Jakarta –

Gubernur DKI Jakarta Anies Baswedan menandatangani Pergub Nomor 80 Tahun 2020 tentang pelaksanaan transisi PSBB ke normal baru. Salah satu isi Pergub tersebut memuat aturan ganjil genap bagi sepeda motor. Lalu bagaimana pandangan para pemerhati transportasi dalam menyikapi kebijakan Pemprov DKI ini?

Pengamat Transportasi Djoko Setijowarno mendukung opsi perluasan aturan genap ganjil. Menurutnya, cara ini bisa digunakan untuk mengurangi kemacetan lalu lintas.

“Di Jakarta, ada larangan penggunaan sepeda motor di Jalan Sudirman dan Thamrin beberapa tahun lalu. Sekitar 75 persen mobilitas di Jakarta adalah sepeda motor,” kata Djoko.

"Selama kebijakan tidak harus ada pengecualian, misalnya tidak berlaku untuk ojek," kata Djoko saat dihubungi detik.com.

Sayangnya tidak berlaku untuk ojol, karena ojol bukan kendaraan pribadi. Jika ojol tidak mengikuti kebijakan Ganjil Genap, maka JAKET OJOL laku keras, ”imbuhnya.

Petugas Polisi Lalu Lintas (Polantas) Polda Metro Jaya di Polda Metro Jaya saat melakukan pengecekan terhadap seorang pengemudi mobil yang melanggar aturan Ganjil Genap di Simpang Cawang, Jakarta Timur, Senin (10/8/2020). Hukuman bagi pelanggar pembatasan kendaraan bermotor berdasarkan nomor polisi ganjil genap akan kembali diberlakukan di Jakarta mulai hari ini.
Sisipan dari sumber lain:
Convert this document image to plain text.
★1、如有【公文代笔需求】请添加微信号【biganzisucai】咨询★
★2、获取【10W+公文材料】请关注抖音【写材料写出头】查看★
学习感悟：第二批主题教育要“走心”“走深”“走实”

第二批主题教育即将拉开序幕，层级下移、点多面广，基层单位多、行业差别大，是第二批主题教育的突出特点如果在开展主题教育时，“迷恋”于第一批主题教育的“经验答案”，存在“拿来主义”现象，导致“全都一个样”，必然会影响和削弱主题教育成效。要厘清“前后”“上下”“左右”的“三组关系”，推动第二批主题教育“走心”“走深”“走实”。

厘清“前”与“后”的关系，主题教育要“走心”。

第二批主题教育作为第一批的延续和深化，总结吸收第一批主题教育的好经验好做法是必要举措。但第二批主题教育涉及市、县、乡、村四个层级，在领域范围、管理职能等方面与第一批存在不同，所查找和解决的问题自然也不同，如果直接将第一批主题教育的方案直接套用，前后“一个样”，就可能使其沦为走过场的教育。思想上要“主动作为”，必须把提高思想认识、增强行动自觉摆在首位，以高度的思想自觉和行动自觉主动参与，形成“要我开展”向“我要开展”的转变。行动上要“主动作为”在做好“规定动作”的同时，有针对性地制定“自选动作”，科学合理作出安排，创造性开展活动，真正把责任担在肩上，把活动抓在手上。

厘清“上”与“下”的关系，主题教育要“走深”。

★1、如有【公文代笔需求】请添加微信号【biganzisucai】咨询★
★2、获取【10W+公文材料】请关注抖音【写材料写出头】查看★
Sebelumnya, pembatasan dicabut sementara sejak pertengahan Maret akibat pandemi Covid-19 yang berujung pada penerapan pembatasan sosial skala besar (PSBB). Foto: Agung Pambudhy

Di sisi lain, angkutan umum di Bodetabek juga harus ditingkatkan. Guna benar-benar mencapai tujuan menekan penggunaan kendaraan pribadi juga akan terwujud. Pemerintah daerah DKI Jakarta dan Bodetabek juga harus menyediakan transportasi umum yang memadai.
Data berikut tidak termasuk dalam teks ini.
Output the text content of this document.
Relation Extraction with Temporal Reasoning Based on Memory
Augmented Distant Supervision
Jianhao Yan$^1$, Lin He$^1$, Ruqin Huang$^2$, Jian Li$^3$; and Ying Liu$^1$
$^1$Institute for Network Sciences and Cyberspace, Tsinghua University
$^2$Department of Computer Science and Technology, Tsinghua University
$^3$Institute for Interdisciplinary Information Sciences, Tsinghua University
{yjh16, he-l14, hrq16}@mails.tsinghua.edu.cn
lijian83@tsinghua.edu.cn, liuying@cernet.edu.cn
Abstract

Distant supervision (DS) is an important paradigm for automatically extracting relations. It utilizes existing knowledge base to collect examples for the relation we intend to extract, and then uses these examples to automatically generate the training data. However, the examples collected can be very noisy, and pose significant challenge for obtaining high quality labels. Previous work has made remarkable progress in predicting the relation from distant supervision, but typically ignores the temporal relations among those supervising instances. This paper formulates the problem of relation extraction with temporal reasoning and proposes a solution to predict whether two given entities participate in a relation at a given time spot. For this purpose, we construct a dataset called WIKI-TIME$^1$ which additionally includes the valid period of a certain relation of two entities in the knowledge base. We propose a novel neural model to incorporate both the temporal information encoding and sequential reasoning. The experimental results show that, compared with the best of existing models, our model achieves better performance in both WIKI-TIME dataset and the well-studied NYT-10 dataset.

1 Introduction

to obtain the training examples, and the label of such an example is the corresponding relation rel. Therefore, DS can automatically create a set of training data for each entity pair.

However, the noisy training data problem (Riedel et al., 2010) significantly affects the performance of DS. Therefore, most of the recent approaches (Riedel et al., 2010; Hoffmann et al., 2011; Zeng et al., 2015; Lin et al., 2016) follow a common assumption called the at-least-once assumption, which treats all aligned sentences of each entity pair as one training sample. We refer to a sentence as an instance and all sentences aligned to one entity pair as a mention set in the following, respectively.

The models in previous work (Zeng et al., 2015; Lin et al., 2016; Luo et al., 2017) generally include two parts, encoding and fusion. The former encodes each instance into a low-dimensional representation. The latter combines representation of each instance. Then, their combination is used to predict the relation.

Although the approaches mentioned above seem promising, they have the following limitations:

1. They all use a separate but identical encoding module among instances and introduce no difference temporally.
“Angkutan regional dan lokal di Bodetabek harus segera dibenahi. Keberadaan JR Connexion dan Trans Jabodetabek sebagai angkutan daerah bisa terus ditambah di tengah keterbatasan daya dukung KRL Jabodetabek. BPTJ bisa menganggarkan untuk membenahi transportasi lokal. Kemauan politik dan kepedulian Kepala Daerah Bodetabek dalam membenahi transportasi menjadi prasyarat utama, ”ujarnya.
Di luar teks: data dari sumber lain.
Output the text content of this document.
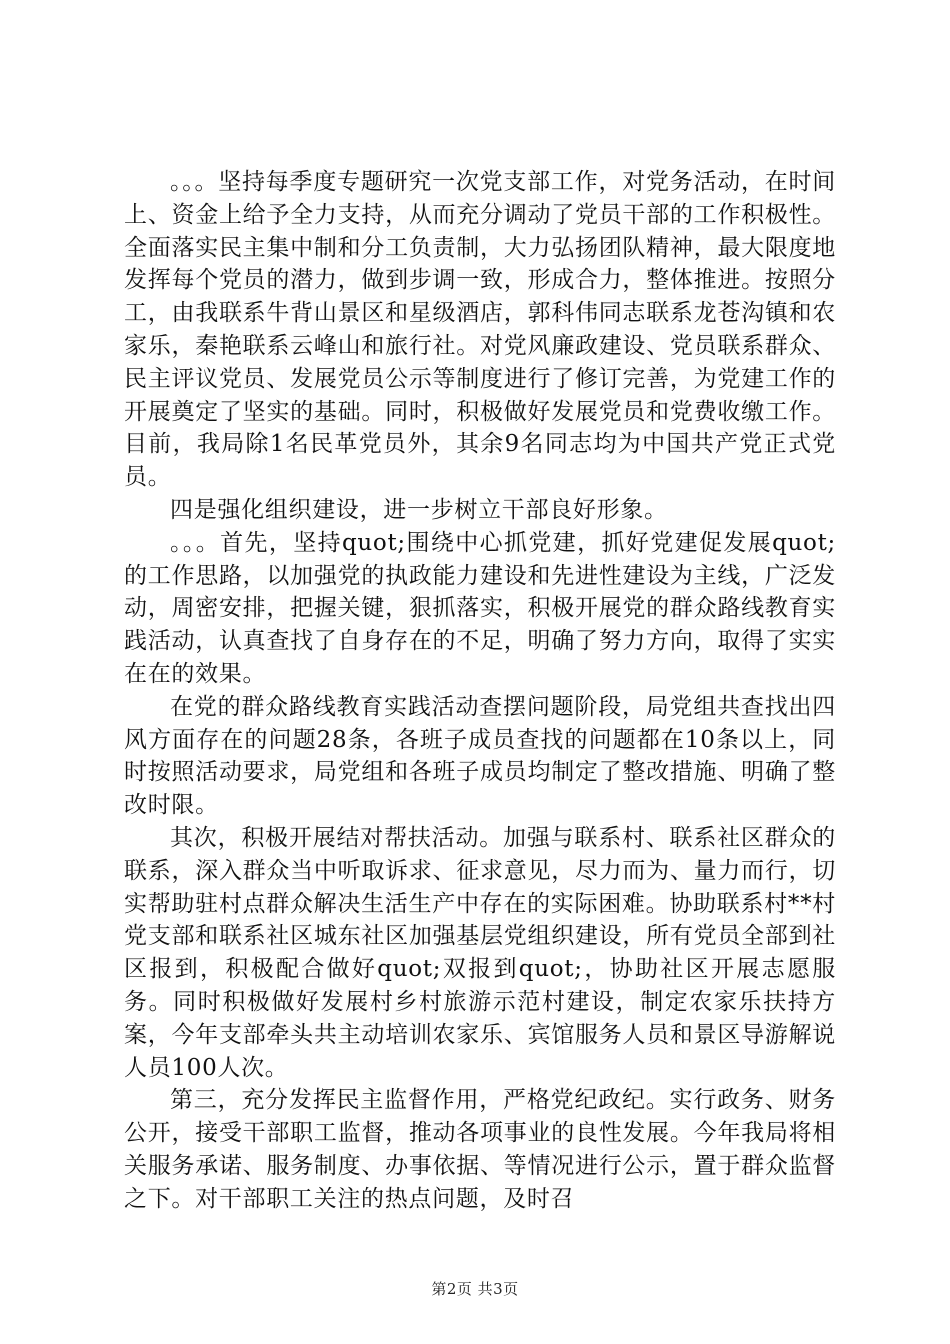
。。。坚持每季度专题研究一次党支部工作，对党务活动，在时间上、资金上给予全力支持，从而充分调动了党员干部的工作积极性。全面落实民主集中制和分工负责制，大力弘扬团队精神，最大限度地发挥每个党员的潜力，做到步调一致，形成合力，整体推进。按照分工，由我联系牛背山景区和星级酒店，郭科伟同志联系龙苍沟镇和农家乐，秦艳联系云峰山和旅行社。对党风廉政建设、党员联系群众、民主评议党员、发展党员公示等制度进行了修订完善，为党建工作的开展奠定了坚实的基础。同时，积极做好发展党员和党费收缴工作。目前，我局除1名民革党员外，其余9名同志均为中国共产党正式党员。

四是强化组织建设，进一步树立干部良好形象。

。。。首先，坚持quot;围绕中心抓党建，抓好党建促发展quot;的工作思路，以加强党的执政能力建设和先进性建设为主线，广泛发动，周密安排，把握关键，狠抓落实，积极开展党的群众路线教育实践活动，认真查找了自身存在的不足，明确了努力方向，取得了实实在在的效果。

在党的群众路线教育实践活动查摆问题阶段，局党组共查找出四风方面存在的问题28条，各班子成员查找的问题都在10条以上，同时按照活动要求，局党组和各班子成员均制定了整改措施、明确了整改时限。

其次，积极开展结对帮扶活动。加强与联系村、联系社区群众的联系，深入群众当中听取诉求、征求意见，尽力而为、量力而行，切实帮助驻村点群众解决生活生产中存在的实际困难。协助联系村**村党支部和联系社区城东社区加强基层党组织建设，所有党员全部到社区报到，积极配合做好quot;双报到quot;，协助社区开展志愿服务。同时积极做好发展村乡村旅游示范村建设，制定农家乐扶持方案，今年支部牵头共主动培训农家乐、宾馆服务人员和景区导游解说人员100人次。

第三，充分发挥民主监督作用，严格党纪政纪。实行政务、财务公开，接受干部职工监督，推动各项事业的良性发展。今年我局将相关服务承诺、服务制度、办事依据、等情况进行公示，置于群众监督之下。对干部职工关注的热点问题，及时召

第2页 共3页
Kepala Dinas Perhubungan DKI Jakarta Syafrin Liputo menegaskan aturan ganjil genap belum diterapkan pada sepeda motor. Untuk saat ini, baru kendaraan roda empat yang diberlakukan.

“Motornya belum,” kata Syafrin saat dihubungi, Jumat (21/8).

Syafrin mengatakan, aturan ganjil genap saat ini masih berlaku untuk kendaraan bermotor roda empat atau lebih di 25 ruas jalan. Ketentuan ganjil genap berlaku pada pagi hari pukul 06.00-10.00 WIB dan malam pukul 16.00-21.00 WIB.

Tonton Video "Ganjil Bahkan di Jakarta Akan Berlaku untuk Sepeda Motor? Ini Kata Dishub"
[Gambas:Video 20detik]
(riar / lth)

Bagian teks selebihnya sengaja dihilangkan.